The six released made their way to Wahington DC and met with the Secretary of War and other officials including the Vice President. Most recently the President had approved the creation of the Medal of Honor for the ARMY, and these six men would be the first to receive them. Later a few others would get the medal for actions before the Andrews Raiders seized this train. (This presentaion took place on 25 March 1863, and thus today in many parts of the US they celebrate Medal of Honor Day on this date.)
While not one of the 6 first to get it, above is an image of raider John M Scott. Shown above is the very medal he was awarded back in 1863. It is being presented by Linda Waggoner, one of Scott's descendants.
This medal was first loaned, and recently actually presented to the Southern Mureum of Civil War and Locomotive History at Kennesaw Georgia. Their holdings also include the very locomotive captured so many years earlier by the raiders.
The above museum has also been most priviledged and honoured to now be in receipt of this 2nd medal. At the right are descendants making the presentation. The Museum has committed to having both medals on display in the GENERAL display area for the rest of 2015. Future plans are unknown at this time.
This display commemorates the 150th anniversary of the end of the Civil War.

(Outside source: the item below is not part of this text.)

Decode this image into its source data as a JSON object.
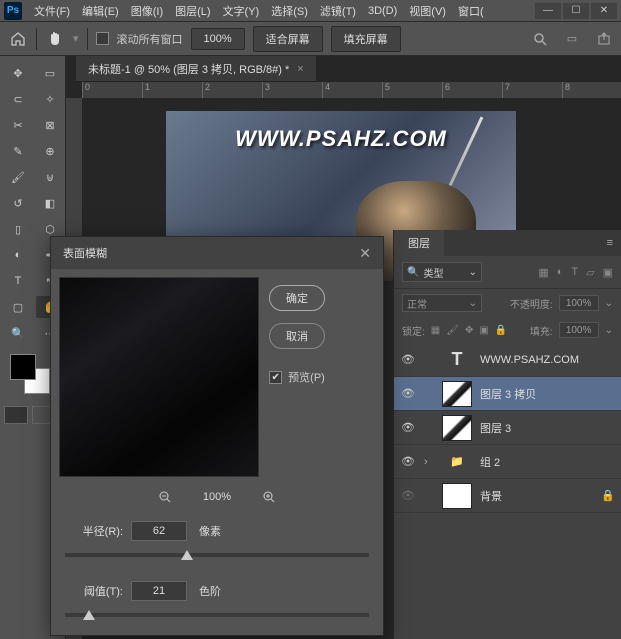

It was on 26 April 1865 when Southern General Joseph Johnston surrendered his army to Union General William Sherman in North Carolina.
When he and others were captured the Southerners demanded to known who their leader was. None would tell. So they picked on the youngest, whom they felt was the easiest to break.
They removed much of his clothing and had arms outstretched and held by two soldiers holding him across a large rock. Then then proceeded to whip him at least one hundred times. They only stopped when he fainted.
Quoting his tender age, and the abuse received, he was selected to be the first ever to be presented with the Medal of Honor. Elsewhere on this site you can read of my interviews of one of his descendants and the whereabouts today of his actual medal.
He attended the above reunion and is pictured with his wife at the front center.
If ever in the Atlanta area you are encouraged to visit the Museum. And of course please do not forget to also visit Canadian hero Denis Buckley's final resting place as well.